De laatste keer dat ik te laat op de batterij kwam was de dag dat de korpsverjaardag gevierd werd. Wieskamp had een leuk programma in elkaar geknutseld. Diverse opdrachten waar je de militaire vaardigheden kon uitleven en wandelen van opdracht naar opdracht. De avond er voor had ik heel veel gezopen. Met een kater ging ik naar Schaarsbergen. Op de manege kon ik aansluiten bij een groepje bekenden van het AOG. Een klein half uurtje later tref ik bij een opdracht de kapitein Strik, inmiddels de BTC. "Goeiemiddag Van de Peppel. Ben je er ook een keer?" "Goeiemorgen kapitein." In zijn ogen zie ik in eerste instantie een blik als 'Jij krijgt een flap van 100 gulden.' maar het slaat meteen om naar 'Hij kent de regels ook.' De regels kende ik erg goed. Hij wist dat ik aktief lid van de vakbond was, ik heb hem zelfs aan een handboek militair tuchtrecht van de VVDM geholpen. Heb er niks meer van gehoord.

 
 

Oefeningen deel 2

Munster-Süd 91-1

Januari 1991 gingen we naar Duitsland.
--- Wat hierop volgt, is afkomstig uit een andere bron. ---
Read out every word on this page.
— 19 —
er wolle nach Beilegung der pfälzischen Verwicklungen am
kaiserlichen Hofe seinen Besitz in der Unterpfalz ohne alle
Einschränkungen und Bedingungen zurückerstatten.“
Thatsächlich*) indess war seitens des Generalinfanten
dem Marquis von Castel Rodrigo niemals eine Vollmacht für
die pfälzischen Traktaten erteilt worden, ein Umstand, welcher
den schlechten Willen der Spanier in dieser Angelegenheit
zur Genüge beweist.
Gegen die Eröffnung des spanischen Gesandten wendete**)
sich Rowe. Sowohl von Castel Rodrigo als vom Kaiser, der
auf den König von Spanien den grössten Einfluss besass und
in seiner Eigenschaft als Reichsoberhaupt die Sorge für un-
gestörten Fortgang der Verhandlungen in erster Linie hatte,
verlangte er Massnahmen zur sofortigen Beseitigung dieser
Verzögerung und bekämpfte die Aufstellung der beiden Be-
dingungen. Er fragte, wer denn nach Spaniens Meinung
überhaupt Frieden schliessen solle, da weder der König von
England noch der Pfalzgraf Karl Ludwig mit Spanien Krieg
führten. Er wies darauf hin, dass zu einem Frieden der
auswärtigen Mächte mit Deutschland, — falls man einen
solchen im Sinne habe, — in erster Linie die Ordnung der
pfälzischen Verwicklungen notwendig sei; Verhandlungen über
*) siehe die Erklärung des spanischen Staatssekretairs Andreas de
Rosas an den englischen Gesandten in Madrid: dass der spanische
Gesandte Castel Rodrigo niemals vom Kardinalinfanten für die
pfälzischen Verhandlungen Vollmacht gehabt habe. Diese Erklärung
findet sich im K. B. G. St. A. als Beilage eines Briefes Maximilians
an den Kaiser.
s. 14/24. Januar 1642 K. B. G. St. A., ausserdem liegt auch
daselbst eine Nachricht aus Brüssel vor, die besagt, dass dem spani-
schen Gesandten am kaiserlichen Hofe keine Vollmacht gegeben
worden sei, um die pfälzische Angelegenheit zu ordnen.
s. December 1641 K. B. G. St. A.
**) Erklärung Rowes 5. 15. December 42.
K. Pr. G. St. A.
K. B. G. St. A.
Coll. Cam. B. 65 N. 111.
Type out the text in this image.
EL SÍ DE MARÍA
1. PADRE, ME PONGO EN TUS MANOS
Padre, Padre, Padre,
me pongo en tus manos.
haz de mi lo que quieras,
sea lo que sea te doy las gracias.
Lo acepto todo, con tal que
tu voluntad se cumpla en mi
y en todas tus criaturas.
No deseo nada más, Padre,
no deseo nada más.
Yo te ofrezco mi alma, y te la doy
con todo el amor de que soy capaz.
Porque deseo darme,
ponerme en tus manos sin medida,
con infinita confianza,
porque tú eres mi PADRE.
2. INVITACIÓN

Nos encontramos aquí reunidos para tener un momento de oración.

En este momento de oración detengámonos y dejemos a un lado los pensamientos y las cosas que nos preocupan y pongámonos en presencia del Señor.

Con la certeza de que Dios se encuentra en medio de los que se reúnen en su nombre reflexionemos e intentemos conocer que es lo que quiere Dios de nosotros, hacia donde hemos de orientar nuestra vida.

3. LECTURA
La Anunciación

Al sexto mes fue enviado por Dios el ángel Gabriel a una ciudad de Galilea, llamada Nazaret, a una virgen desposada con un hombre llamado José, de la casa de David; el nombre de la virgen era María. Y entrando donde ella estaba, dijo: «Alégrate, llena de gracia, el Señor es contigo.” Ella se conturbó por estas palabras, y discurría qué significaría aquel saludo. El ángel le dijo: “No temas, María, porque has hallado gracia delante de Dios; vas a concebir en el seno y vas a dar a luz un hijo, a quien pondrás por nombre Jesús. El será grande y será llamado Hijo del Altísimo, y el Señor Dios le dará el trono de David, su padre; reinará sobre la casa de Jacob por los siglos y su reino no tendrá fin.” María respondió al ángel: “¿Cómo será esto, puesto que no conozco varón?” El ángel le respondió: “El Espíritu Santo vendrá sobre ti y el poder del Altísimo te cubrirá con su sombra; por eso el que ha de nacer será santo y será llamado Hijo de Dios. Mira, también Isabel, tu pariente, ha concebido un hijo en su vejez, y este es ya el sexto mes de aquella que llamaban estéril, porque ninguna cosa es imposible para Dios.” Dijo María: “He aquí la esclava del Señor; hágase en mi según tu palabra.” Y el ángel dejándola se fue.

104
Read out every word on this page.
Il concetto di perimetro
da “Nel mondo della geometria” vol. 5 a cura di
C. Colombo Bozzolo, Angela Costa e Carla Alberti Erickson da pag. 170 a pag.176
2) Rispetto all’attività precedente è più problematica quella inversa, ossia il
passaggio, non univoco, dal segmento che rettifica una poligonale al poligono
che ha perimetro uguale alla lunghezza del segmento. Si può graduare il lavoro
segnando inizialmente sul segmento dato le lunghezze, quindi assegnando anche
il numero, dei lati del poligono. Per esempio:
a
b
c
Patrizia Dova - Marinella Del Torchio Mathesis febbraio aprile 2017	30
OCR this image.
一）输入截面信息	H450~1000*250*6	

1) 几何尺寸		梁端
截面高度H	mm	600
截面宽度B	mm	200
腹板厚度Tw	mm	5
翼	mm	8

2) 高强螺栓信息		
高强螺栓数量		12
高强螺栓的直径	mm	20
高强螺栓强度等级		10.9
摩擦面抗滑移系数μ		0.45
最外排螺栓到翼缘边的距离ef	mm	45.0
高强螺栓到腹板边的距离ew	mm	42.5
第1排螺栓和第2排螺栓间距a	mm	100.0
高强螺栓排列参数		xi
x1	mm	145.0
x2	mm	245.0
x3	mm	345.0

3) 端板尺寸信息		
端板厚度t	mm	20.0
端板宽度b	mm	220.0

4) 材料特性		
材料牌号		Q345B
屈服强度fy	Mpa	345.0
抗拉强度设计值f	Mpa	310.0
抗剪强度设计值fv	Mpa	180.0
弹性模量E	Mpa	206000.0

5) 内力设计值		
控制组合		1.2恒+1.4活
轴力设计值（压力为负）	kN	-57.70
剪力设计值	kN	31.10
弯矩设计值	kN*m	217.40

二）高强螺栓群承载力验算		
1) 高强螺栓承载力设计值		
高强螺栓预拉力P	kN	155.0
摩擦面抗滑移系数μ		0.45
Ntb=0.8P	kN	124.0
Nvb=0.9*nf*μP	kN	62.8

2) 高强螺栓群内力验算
Twee weken schietserie op Munster-Süd. Zondagavond moest iedereen om half negen op de kazerne zijn. "Niet in kennelijke staat." vertelde de majoor uitdrukkelijk tijdens de briefing. Ik was op zijn minst flink aangeschoten. Om vier uur moest ik mijn slaapzak uit. Douchen, ontbijten, de auto halen, laatste dingen inladen en wachten tot een uur of zeven. Op maandag ochtend, tijdens de spits vertrok de colonne vanaf de Oranjekazerne. Ik was bijna de laatste die wegreed. Alleen het 'veegpakket' van de onderhoudsgroep en de afmelder zaten nog achter mij.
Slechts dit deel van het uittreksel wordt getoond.